The "Investor Class" Factor
September 13, 2000
Economists and political observers have been closely watching the investor class in America since it began growing dramatically a decade or so ago. The question has been what impact greatly increased numbers of investors will have on political issues and elections.
The answer is generally bad news for the Democrats -- given that party's long history of promoting class-warfare, analysts report.
A poll commissioned by Investor's Business Daily reveals that:
- Some 53 percent of registered voters are investors, meaning those having more than $10,000 worth of stock market investments -- while only 42 percent are noninvestors.
- About 60 percent of investors say they are likely to vote versus just 35 percent of noninvestors.
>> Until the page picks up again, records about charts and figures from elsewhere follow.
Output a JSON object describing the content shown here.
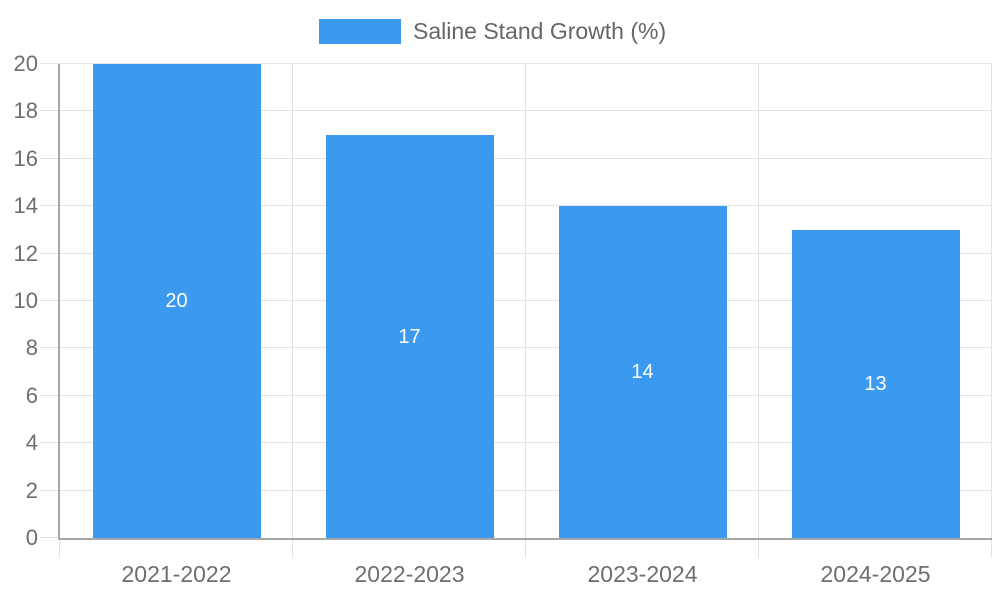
{
  "chart_data": {
    "type": "bar",
    "title": "",
    "legend_label": "Saline Stand Growth (%)",
    "legend_position": "top",
    "categories": [
      "2021-2022",
      "2022-2023",
      "2023-2024",
      "2024-2025"
    ],
    "series": [
      {
        "name": "Saline Stand Growth (%)",
        "values": [
          20,
          17,
          14,
          13
        ]
      }
    ],
    "bar_value_labels": [
      "20",
      "17",
      "14",
      "13"
    ],
    "xlabel": "",
    "ylabel": "",
    "ylim": [
      0,
      20
    ],
    "yticks": [
      0,
      2,
      4,
      6,
      8,
      10,
      12,
      14,
      16,
      18,
      20
    ],
    "grid": true,
    "legend_visible": true,
    "colors": {
      "bar": "#3B99EF",
      "grid": "#e3e3e3",
      "axis": "#a6a6a6",
      "tick_label": "#6e6e6e",
      "legend_text": "#666666",
      "bar_label": "#ffffff",
      "background": "#ffffff"
    }
  }
}
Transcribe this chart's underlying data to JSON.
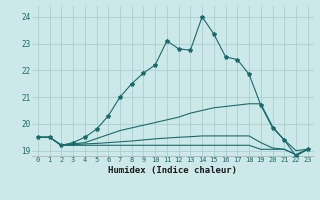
{
  "xlabel": "Humidex (Indice chaleur)",
  "xlim": [
    -0.5,
    23.5
  ],
  "ylim": [
    18.8,
    24.4
  ],
  "yticks": [
    19,
    20,
    21,
    22,
    23,
    24
  ],
  "xticks": [
    0,
    1,
    2,
    3,
    4,
    5,
    6,
    7,
    8,
    9,
    10,
    11,
    12,
    13,
    14,
    15,
    16,
    17,
    18,
    19,
    20,
    21,
    22,
    23
  ],
  "bg_color": "#cce8e8",
  "line_color": "#1a6b6b",
  "grid_color": "#aad0d0",
  "lines": [
    {
      "x": [
        0,
        1,
        2,
        3,
        4,
        5,
        6,
        7,
        8,
        9,
        10,
        11,
        12,
        13,
        14,
        15,
        16,
        17,
        18,
        19,
        20,
        21,
        22,
        23
      ],
      "y": [
        19.5,
        19.5,
        19.2,
        19.3,
        19.5,
        19.8,
        20.3,
        21.0,
        21.5,
        21.9,
        22.2,
        23.1,
        22.8,
        22.75,
        24.0,
        23.35,
        22.5,
        22.4,
        21.85,
        20.7,
        19.85,
        19.4,
        18.8,
        19.05
      ],
      "marker": true
    },
    {
      "x": [
        0,
        1,
        2,
        3,
        4,
        5,
        6,
        7,
        8,
        9,
        10,
        11,
        12,
        13,
        14,
        15,
        16,
        17,
        18,
        19,
        20,
        21,
        22,
        23
      ],
      "y": [
        19.5,
        19.5,
        19.2,
        19.25,
        19.3,
        19.45,
        19.6,
        19.75,
        19.85,
        19.95,
        20.05,
        20.15,
        20.25,
        20.4,
        20.5,
        20.6,
        20.65,
        20.7,
        20.75,
        20.75,
        19.9,
        19.4,
        19.0,
        19.05
      ],
      "marker": false
    },
    {
      "x": [
        0,
        1,
        2,
        3,
        4,
        5,
        6,
        7,
        8,
        9,
        10,
        11,
        12,
        13,
        14,
        15,
        16,
        17,
        18,
        19,
        20,
        21,
        22,
        23
      ],
      "y": [
        19.5,
        19.5,
        19.2,
        19.22,
        19.25,
        19.27,
        19.3,
        19.33,
        19.36,
        19.4,
        19.44,
        19.47,
        19.5,
        19.52,
        19.55,
        19.55,
        19.55,
        19.55,
        19.55,
        19.3,
        19.1,
        19.05,
        18.85,
        19.05
      ],
      "marker": false
    },
    {
      "x": [
        0,
        1,
        2,
        3,
        4,
        5,
        6,
        7,
        8,
        9,
        10,
        11,
        12,
        13,
        14,
        15,
        16,
        17,
        18,
        19,
        20,
        21,
        22,
        23
      ],
      "y": [
        19.5,
        19.5,
        19.2,
        19.2,
        19.2,
        19.2,
        19.2,
        19.2,
        19.2,
        19.2,
        19.2,
        19.2,
        19.2,
        19.2,
        19.2,
        19.2,
        19.2,
        19.2,
        19.2,
        19.05,
        19.05,
        19.05,
        18.85,
        19.05
      ],
      "marker": false
    }
  ]
}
- Some 34 percent of investors identify themselves as Republicans -- while just 27 percent call themselves Democrats.
- Of those investors queried, 47 percent of likely voters say they will support George W. Bush, while 40 percent intend to go for Al Gore.
The poll revealed that investors tend to be less concerned about many key issues than noninvestors and they are less concerned with social issues.
Curiously, just 45 percent of investors say getting rid of the estate tax is important, compared to 55 percent of noninvestors. Investors also came out lower on the issue of "cutting taxes for all." Just 59 percent of investors thought that was important, compared to 69 percent of noninvestors.